As briefly mentioned earlier, the results of testing show both copies of the gene – one from the person’s mother and one from the person’s father. If both alleles show no defect, there is no mutation at all. If one of them is a mutation, the person is said to be heterozygous for the defect, i.e. they have one copy. This is likely to impair the quality of the deiodinase enzymes (but not definitely). If both alleles have the mutation, the person is said to be homozygous for the defect and the chance of the deiodinase enzymes being impaired is higher and the consequence can be more severe.
So, for instance, if you were looking for DIO2, you would search for ‘rs225014’ then look at the results there. ‘TT’ would mean you had no defect inherited from either parent. ‘TC’ or ‘CT’ would mean one parent gave you the defect and one did not (you are heterozygous for the defect). ‘CC’ would mean that you have both defective genes (you are homozygous, but as mentioned some labs may use ‘A’ instead of ‘C’).
For DIO1 you would search for “rs11206244”. ‘CC’ implies there are no inherited defects. ‘CT’ or ‘TC’ means you are heterozygous for DIO1. ‘TT’ means you are homozygous for the DIO1 mutation (you have both copies).
2. Use a special filtering program.
Companies like ‘Genetic Lifehacks’ and ‘Genetic Genie’ offer software that read your genome mapping raw data and give you a simpler analysis of it.
Personally, I think the raw data is easy enough to look through.
3. Laboratories that Do the Testing
Note: it is advisable to always check with the company you are considering using that they still have the DIO1 and DIO2 results in their data, as both these gene defects are important to be aware of. We also know of companies that have removed DIO2 (possibly due to some kind of political pressure).
Ancestry (.com and .co.uk) have both DIO1 and DIO2 in the raw data. All you have to do is to download the raw data file and then load it into a text editor and search for the SNPs outlined above.
Blue Horizon Medicals in the UK have a genetic profile test that as of May 2020 includes the DIO1 and DIO2 SNP RSIDs and allele results:
Note: those of you in the UK can order the Blue Horizon Medicals’ genetic profile using a discount code that they have given me. See this post that explains the discount process:
Regenerus Labs in the UK have a single test for DIO2 (the most important of the two mutations). They do not test DIO1 though. They also deal with international customers, i.e. the USA, rest of Europe:
Regenerus insist that you also pay for a counsellor to give you the result, however, you can try telling them that I know a huge about this area, have written three books on it, and am acting as your practitioner – this may be good enough to avoid this extra charge.

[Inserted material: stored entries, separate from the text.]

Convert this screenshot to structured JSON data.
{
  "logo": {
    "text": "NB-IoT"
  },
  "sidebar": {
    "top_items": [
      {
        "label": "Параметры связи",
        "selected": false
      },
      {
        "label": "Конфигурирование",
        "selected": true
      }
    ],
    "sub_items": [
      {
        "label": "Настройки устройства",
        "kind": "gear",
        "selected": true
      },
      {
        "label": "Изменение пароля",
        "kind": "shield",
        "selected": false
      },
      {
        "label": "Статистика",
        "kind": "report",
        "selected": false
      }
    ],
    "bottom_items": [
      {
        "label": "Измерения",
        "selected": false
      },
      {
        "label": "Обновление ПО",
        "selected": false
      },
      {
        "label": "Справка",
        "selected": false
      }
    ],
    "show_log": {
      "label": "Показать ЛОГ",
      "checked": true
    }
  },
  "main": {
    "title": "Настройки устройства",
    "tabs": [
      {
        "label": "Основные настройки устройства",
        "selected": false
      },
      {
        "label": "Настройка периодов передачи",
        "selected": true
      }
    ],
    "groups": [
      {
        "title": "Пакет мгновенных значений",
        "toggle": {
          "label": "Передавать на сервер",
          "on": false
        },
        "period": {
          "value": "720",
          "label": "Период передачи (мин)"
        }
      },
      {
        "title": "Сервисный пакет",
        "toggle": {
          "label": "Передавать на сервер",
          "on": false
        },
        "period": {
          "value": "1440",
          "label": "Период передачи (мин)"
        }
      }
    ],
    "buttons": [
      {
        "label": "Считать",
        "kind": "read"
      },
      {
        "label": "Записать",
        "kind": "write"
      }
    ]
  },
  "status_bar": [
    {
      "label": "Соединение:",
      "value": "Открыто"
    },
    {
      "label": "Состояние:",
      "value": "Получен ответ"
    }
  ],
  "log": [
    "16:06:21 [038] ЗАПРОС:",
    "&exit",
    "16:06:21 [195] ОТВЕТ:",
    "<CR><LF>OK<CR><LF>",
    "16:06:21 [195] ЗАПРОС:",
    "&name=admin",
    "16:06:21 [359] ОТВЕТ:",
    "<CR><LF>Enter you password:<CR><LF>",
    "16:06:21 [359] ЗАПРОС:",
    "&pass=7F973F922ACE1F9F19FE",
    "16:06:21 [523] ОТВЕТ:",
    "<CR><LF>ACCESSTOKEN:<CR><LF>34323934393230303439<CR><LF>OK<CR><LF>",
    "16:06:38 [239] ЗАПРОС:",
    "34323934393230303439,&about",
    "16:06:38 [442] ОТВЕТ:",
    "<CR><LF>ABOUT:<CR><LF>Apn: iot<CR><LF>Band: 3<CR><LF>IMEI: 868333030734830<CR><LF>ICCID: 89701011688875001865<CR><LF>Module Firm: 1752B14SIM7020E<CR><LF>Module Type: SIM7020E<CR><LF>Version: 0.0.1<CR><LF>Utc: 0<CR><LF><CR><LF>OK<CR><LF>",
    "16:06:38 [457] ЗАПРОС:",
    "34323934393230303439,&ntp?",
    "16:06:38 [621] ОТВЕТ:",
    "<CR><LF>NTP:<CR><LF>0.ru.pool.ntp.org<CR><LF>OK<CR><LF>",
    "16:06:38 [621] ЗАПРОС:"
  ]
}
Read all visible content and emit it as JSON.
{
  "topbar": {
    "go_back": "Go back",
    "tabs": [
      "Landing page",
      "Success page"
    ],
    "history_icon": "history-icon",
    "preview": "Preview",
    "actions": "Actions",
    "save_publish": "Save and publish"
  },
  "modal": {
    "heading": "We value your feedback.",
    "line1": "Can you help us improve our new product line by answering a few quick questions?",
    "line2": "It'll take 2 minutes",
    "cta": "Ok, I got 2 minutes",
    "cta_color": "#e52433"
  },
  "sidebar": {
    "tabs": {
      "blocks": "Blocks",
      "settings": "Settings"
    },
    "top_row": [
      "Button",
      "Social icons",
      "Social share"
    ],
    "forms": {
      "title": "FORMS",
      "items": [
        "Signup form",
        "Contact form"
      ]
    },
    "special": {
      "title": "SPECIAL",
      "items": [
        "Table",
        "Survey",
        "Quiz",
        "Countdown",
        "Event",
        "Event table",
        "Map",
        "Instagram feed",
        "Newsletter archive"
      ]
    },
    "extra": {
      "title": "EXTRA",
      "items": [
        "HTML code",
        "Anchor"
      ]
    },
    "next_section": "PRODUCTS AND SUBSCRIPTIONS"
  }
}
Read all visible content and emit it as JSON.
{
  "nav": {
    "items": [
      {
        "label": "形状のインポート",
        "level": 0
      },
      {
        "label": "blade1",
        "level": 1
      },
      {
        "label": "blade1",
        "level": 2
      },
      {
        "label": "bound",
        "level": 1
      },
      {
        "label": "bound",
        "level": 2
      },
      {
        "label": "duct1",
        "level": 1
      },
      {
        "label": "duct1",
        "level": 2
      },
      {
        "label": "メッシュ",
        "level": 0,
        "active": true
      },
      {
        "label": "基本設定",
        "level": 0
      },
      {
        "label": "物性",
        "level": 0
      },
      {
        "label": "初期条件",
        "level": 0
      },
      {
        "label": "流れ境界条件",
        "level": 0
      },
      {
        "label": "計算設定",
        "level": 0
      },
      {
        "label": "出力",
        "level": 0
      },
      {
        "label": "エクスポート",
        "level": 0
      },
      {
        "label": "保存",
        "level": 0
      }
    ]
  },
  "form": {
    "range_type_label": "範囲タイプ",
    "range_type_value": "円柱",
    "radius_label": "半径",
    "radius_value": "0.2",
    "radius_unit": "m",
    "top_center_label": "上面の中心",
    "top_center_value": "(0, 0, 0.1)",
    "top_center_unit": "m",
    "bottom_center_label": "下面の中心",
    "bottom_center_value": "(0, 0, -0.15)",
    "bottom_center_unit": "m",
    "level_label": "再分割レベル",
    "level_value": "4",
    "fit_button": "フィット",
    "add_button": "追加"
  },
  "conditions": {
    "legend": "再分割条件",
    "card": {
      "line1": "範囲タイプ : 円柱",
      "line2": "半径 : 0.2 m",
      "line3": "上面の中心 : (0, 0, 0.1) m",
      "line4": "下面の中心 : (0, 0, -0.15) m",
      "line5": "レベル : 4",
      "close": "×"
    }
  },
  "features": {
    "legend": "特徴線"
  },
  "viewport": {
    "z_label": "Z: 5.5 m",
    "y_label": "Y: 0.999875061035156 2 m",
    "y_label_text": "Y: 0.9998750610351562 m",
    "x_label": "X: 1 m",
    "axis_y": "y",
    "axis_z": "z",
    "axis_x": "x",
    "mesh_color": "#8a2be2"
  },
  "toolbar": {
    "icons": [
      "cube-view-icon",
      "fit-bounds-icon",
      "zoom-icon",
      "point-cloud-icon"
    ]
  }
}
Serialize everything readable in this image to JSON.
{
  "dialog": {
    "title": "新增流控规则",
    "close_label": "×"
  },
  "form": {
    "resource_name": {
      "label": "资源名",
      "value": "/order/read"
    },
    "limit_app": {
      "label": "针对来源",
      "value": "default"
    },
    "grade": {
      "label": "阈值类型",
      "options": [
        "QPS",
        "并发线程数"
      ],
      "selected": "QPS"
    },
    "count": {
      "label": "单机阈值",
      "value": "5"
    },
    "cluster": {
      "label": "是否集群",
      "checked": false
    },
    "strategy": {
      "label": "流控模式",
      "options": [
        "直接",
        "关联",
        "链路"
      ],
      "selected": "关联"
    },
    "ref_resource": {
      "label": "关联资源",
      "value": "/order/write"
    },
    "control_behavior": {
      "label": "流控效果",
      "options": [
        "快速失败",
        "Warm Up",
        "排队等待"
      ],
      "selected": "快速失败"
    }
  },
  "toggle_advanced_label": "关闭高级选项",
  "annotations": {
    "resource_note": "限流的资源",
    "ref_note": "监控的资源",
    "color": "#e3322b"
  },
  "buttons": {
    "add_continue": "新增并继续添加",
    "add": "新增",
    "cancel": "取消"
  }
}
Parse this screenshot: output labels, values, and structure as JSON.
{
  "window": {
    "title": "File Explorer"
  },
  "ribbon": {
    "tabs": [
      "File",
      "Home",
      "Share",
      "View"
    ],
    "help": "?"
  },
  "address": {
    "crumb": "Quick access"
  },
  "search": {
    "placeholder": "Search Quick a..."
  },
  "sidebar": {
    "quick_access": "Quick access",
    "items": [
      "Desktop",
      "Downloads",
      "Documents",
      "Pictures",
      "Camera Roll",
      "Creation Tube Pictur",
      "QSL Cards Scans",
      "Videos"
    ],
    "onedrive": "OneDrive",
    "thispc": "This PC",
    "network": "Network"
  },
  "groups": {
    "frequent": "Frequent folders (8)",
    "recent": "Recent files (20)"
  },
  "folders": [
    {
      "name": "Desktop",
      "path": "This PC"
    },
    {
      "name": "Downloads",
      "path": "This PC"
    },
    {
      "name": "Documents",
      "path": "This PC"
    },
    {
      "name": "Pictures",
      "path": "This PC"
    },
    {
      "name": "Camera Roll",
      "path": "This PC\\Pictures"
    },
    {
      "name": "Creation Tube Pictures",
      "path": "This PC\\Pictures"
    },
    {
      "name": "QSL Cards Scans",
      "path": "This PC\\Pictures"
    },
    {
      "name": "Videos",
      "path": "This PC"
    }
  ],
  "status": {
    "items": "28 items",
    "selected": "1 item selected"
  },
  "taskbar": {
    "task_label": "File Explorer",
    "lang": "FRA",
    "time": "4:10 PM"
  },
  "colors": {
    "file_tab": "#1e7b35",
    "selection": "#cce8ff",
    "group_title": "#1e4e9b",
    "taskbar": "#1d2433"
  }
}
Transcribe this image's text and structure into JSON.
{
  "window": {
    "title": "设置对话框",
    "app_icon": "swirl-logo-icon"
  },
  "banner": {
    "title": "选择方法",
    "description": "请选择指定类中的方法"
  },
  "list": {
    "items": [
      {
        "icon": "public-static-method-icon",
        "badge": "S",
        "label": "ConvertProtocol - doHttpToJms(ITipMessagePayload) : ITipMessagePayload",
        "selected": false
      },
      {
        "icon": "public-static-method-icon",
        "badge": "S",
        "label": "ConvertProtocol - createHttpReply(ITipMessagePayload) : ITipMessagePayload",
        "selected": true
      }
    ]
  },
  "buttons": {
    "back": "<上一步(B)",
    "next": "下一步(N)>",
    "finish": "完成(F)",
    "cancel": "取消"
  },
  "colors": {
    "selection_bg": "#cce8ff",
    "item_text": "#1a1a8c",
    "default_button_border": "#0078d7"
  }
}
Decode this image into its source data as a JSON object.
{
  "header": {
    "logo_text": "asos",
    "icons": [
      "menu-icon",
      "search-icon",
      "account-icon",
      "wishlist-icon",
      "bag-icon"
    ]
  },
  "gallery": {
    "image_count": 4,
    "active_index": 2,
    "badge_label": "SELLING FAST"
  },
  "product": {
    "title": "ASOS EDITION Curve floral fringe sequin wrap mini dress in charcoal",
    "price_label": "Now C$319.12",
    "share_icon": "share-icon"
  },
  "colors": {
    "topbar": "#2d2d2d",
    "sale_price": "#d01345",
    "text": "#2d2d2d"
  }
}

23andMe only offers DIO1 in its raw data now. They do not test DIO2.
Nutrition Genome in the USA had both DIO1 and DIO2 in their raw data in August 2018. But this site only appears to work if you are in the USA.
Fulgent Genetics in the USA also provide DIO1 and DIO2 test results:
Also see SNPedia, a source of information on genes, gene defects etc. You can enter SNPs in the search bar and get information on them: https://www.snpedia.com/index.php/SNPedia
I hope you found this useful. I do believe that the DIO1 and DIO2 tests are useful to do, especially if you can see in your thyroid lab results that you are having poor conversion issues. The presence of one or both of these mutations would at least provide a concrete explanation for why this might be and hopefully persuade your physician to switch the balance of your thyroid medication to more T3 and less T4. Loss of thyroid tissue also loses conversion rate remember though – so this can be another reason for issues. I discuss all of these types of problems in my latest book, The Thyroid Patient’s Manual.
I am sure over time more gene-related issues will be discovered that affect thyroid hormone uptake into cells, the binding to thyroid receptors and much, much more.